Using the framework of genocide, this volume analyzes the patterns of persecution of the Roma in Nazi-dominated Europe. Detailed case studies of France, Austria, Romania, Croatia, Ukraine, and Russia generate a critical mass of evidence that indicates criminal intent on the part of the Nazi regime to destroy the Roma as a distinct group. Other chapters examine the failure of the West German State to deliver justice, the Romani collective memory of the genocide, and the current political and historical debates. As this revealing volume shows, however inconsistent or geographically limited, over time, the mass murder acquired a systematic character and came to include ever larger segments of the Romani population regardless of the social status of individual members of the community.
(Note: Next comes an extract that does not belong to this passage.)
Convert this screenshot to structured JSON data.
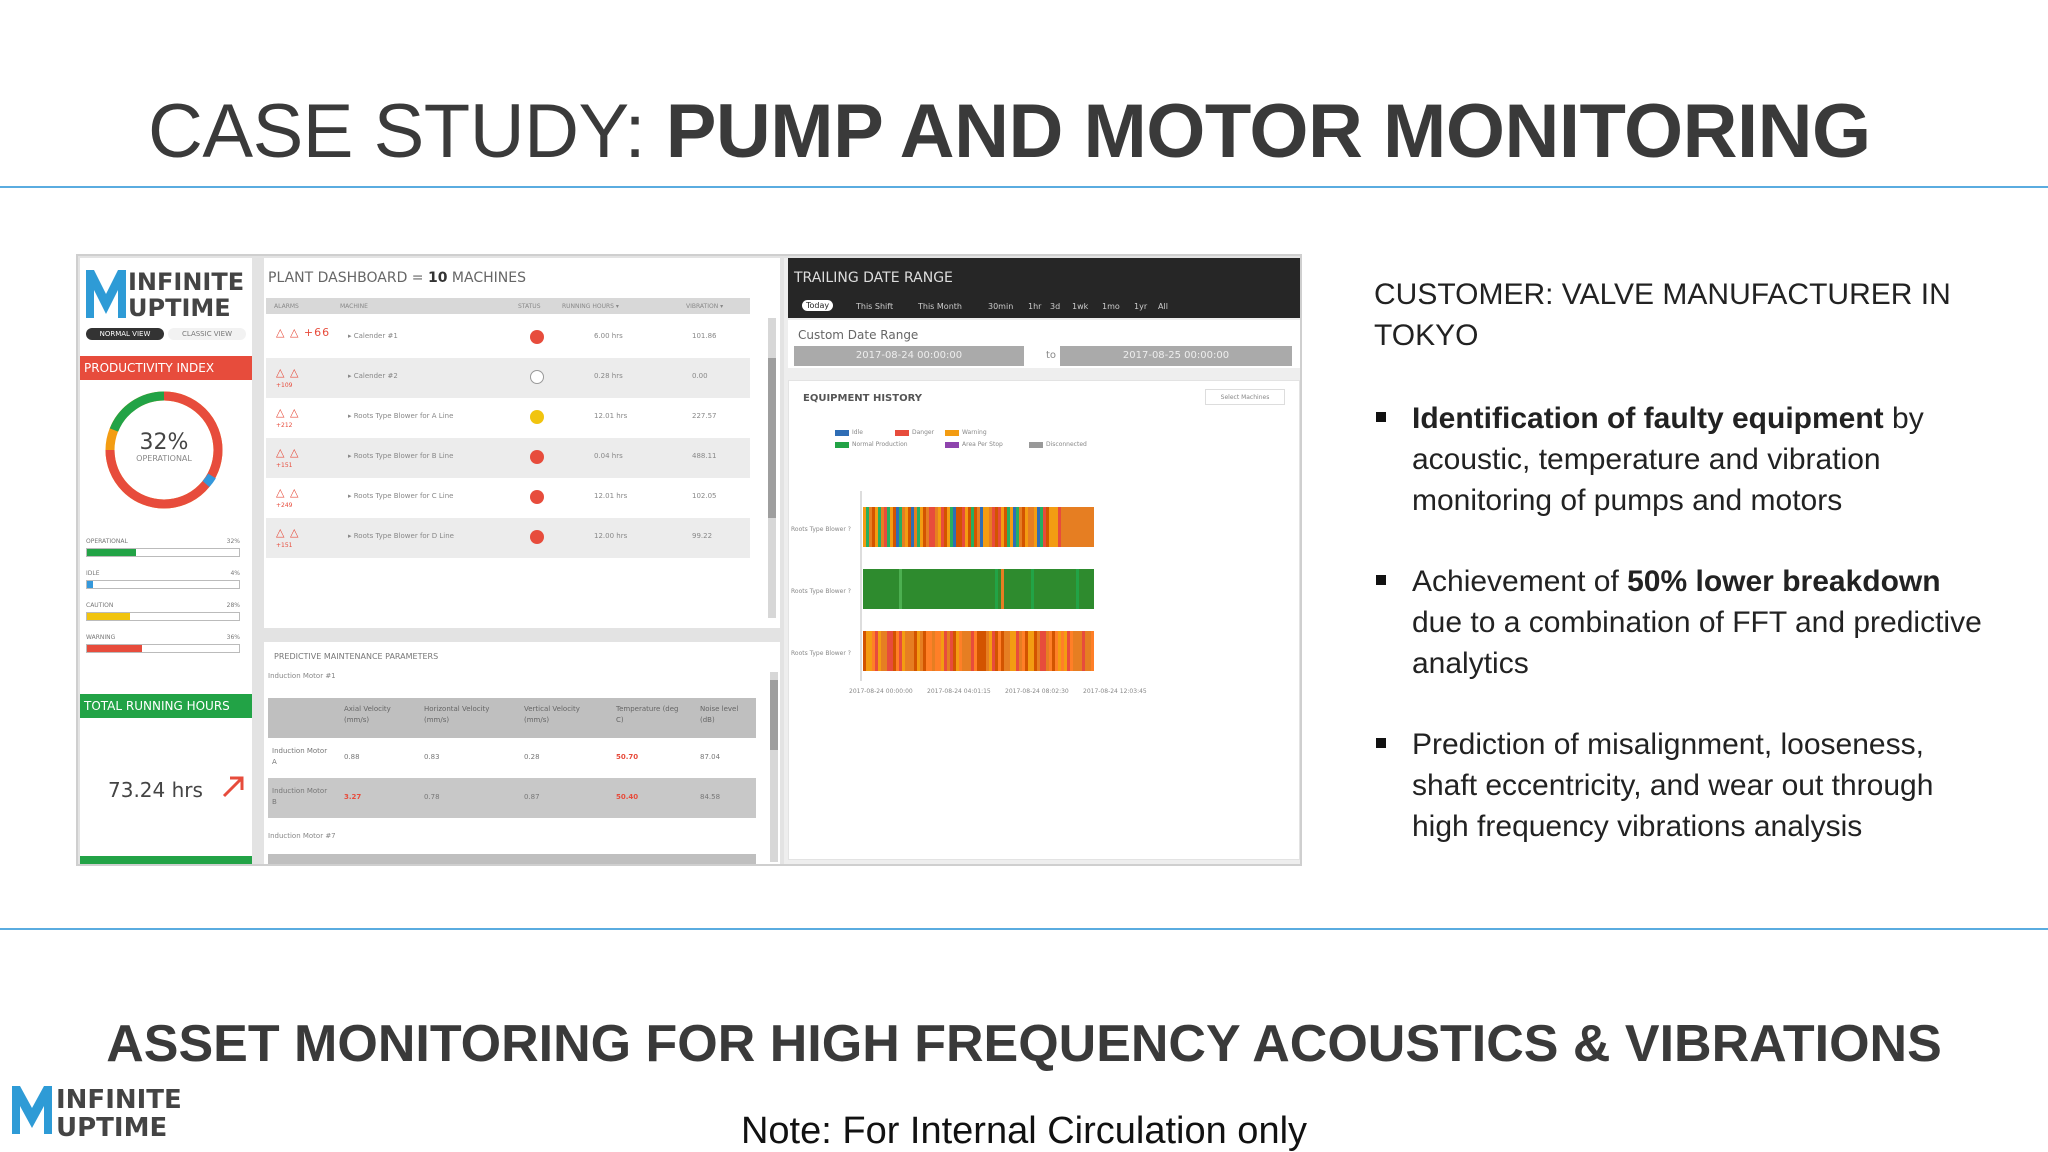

The Nazi Genocide of the Roma brings together a valuable array of case studies that successfully challenge historical arguments minimizing the genocide of the Roma under the Nazis. The contributing scholars have shown not only how ethnicity informed criminality, but also how ambiguous policy against the Roma should not negate genocidal intent. This volume is a critical contribution to the field and should be required reading for any course on the Holocaust.” · History: Review of New Books

One does not usually praise the introduction to a collection of essays, whose principal function is to provide thematic continuity to a diverse body of works. But in this particular case Weiss-Wendt's lengthy introduction goes beyond the norm, providing not only continuity but also giving the reader a very scholarly, in-depth overview of the evolution of Roma Holocaust studies…It is this introduction of fresh perspectives and new evidence that makes this book so important. Roma Holocaust studies has long suffered from a dearth of concrete evidence that more fully details the fate of this understudied group. Weiss-Wendt helps to fill this void by opening new pathways of research and discussion for this important dimension of the Holocaust.” · The Russian Review

“This volume is a substantial contribution to Roma and Sinti Genocide scholarship. Each of the essays in this collection adds both substantively and substantially to our expanding understanding of the murder of European Roma and Sinti during WWII. All of the pieces are thoughtful and learned, and encourage both deeper reflection and a reexamination of present understandings of a wide variety of elemental historical aspects related to the racial and political anti-Gypsy policies of the Third Reich.” · Dialogues on Historical Justice and Memory

Nearly seventy years after the end of the Second World War and the liberation of Auschwitz and Belsen, new facts concerning the Nazi genocide of the Roma and Sinti are still emerging. This volume is particularly valuable in revealing the full horror of the German occupation of the Soviet Union and the activities of the Einsatzgruppen.”  ·  Donald Kenrick, author of Gypsies under the Swastika

… [This volume] provides an excellent overview and analysis of many key and previously understudied aspects of this complex and difficult topic. It combines several innovative regional studies with essays on the issues of German postwar legal responses and developments with regard to commemoration. By assembling high quality chapters from many of the leading scholars in the field, Anton Weiss-Wendt has made a major contribution to our understanding of the diverse fates of the Roma in the Holocaust.” · Martin Dean, author of Collaboration in the Holocaust


Anton Weiss-Wendt is Senior Lecturer in the research department at the Center for the Study of the Holocaust and Religious Minorities in Oslo, Norway. He is the author of Murder Without Hatred: Estonians and the Holocaust (2009) and Small-Town Russia: Childhood Memories of the Final Soviet Decade (2010), and the editor of Eradicating Differences: The Treatment of Minorities in Nazi-Dominated Europe (2010) and Racial Science in Hitler’s New Europe, 1939-1945 (with Rory Yeomans, 2013).